Pension Choices In Your Smsf
Technically, SMSF income streams will fall into one of either two categories:
* Account based
* Non account based
However due to law changes in the past decade, the reality is that the account based pension is now the only one that a SMSF trustee can create and offer as a new pension to members of a SMSF. Non account based pensions can only be purchased via an insurance company and are not generally seen as an attractive option.
Account based pension
Account based pensions are easily the most common pensions being taken by SMSF members today, as they provide a lot of flexibility and are fairly easy to manage. An Account based pension is essentially an income stream of periodic payments (e.g. monthly, quarterly, yearly etc) that are paid from your SMSF cash account over to your individual bank account for you to use in any way you wish.
Your investments within your SMSF do not have to change, although it will be prudent to check the strategy is still appropriate given the liquidity needs of a pension.
An account based pension will have the following characteristics:
* a minimum annual payment must be made, however there is no maximum amount
* you can withdraw lump sums from your account
* there is no residual capital value
* death benefit payments cannot be made to a non-dependant beneficiary.

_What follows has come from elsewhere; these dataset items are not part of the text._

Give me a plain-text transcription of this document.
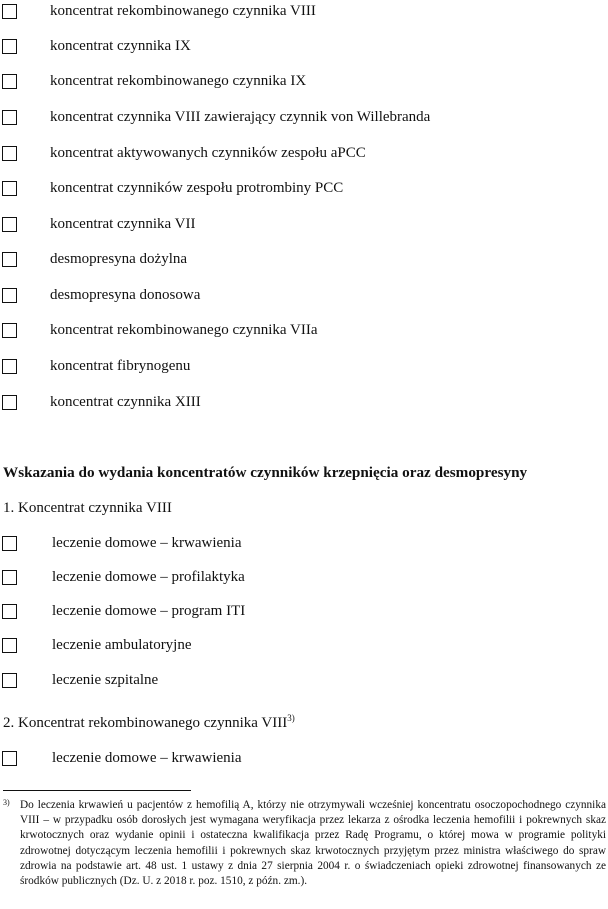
koncentrat rekombinowanego czynnika VIII
koncentrat czynnika IX
koncentrat rekombinowanego czynnika IX
koncentrat czynnika VIII zawierający czynnik von Willebranda
koncentrat aktywowanych czynników zespołu aPCC
koncentrat czynników zespołu protrombiny PCC
koncentrat czynnika VII
desmopresyna dożylna
desmopresyna donosowa
koncentrat rekombinowanego czynnika VIIa
koncentrat fibrynogenu
koncentrat czynnika XIII
Wskazania do wydania koncentratów czynników krzepnięcia oraz desmopresyny
1. Koncentrat czynnika VIII
leczenie domowe – krwawienia
leczenie domowe – profilaktyka
leczenie domowe – program ITI
leczenie ambulatoryjne
leczenie szpitalne
2. Koncentrat rekombinowanego czynnika VIII$^{3)}$
leczenie domowe – krwawienia
3) Do leczenia krwawień u pacjentów z hemofilią A, którzy nie otrzymywali wcześniej koncentratu osoczopochodnego czynnika VIII – w przypadku osób dorosłych jest wymagana weryfikacja przez lekarza z ośrodka leczenia hemofilii i pokrewnych skaz krwotocznych oraz wydanie opinii i ostateczna kwalifikacja przez Radę Programu, o której mowa w programie polityki zdrowotnej dotyczącym leczenia hemofilii i pokrewnych skaz krwotocznych przyjętym przez ministra właściwego do spraw zdrowia na podstawie art. 48 ust. 1 ustawy z dnia 27 sierpnia 2004 r. o świadczeniach opieki zdrowotnej finansowanych ze środków publicznych (Dz. U. z 2018 r. poz. 1510, z późn. zm.).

Transition to Retirement account based pension
A transition to retirement pension (or TRAP) is a type of account based income stream that you can commence from your SMSF if you have reached preservation age (currently age 55) and are still working. As the name suggests, this type of pension was introduced to assist members who are in a transition phase to retirement, where they may still be doing some work (part time etc) but need a top up of income from their SMSF assets.
The TRAP is basically exactly the same as the account based pension described above, except for these major differences:
* You cannot take out (commute) any lump sums.
* There is a maximum limit to how much income you can take out each year of 10% of your SMSF account balance on July 1st.
Note that once you retire or fully satisfy another condition of release, you can convert this to a normal account based pension, and can have access to all of its flexibility such as taking out lump sums, and no maximum income limit.
Non-account based pension
These pensions are those that are paid either for life, your life expectancy, or a fixed term, and cannot be commuted (i.e. no lump sum withdrawals). Also known as defined benefit pensions, there were many of these in existence in the early 2000s due to the exemption of the assets funding a complying pension from the Centrelink assets test. However this all changed in 2004, with restrictions brought in to curtail this practice. Your options within a DIY Superannuation fund now are:
* Your SMSF cannot create and pay you out a new defined benefit pension. You can keep receiving one if it was paying you a defined benefit pension before 12 May 2004.
* The only way to access a Lifetime or Life expectancy complying pension is for your SMSF to purchase one of these pensions directly from a life insurance company. These are not very popular in SMSFs, because you give up a lot of control over the funds investments, and there are also disadvantages in terms of your estate planning.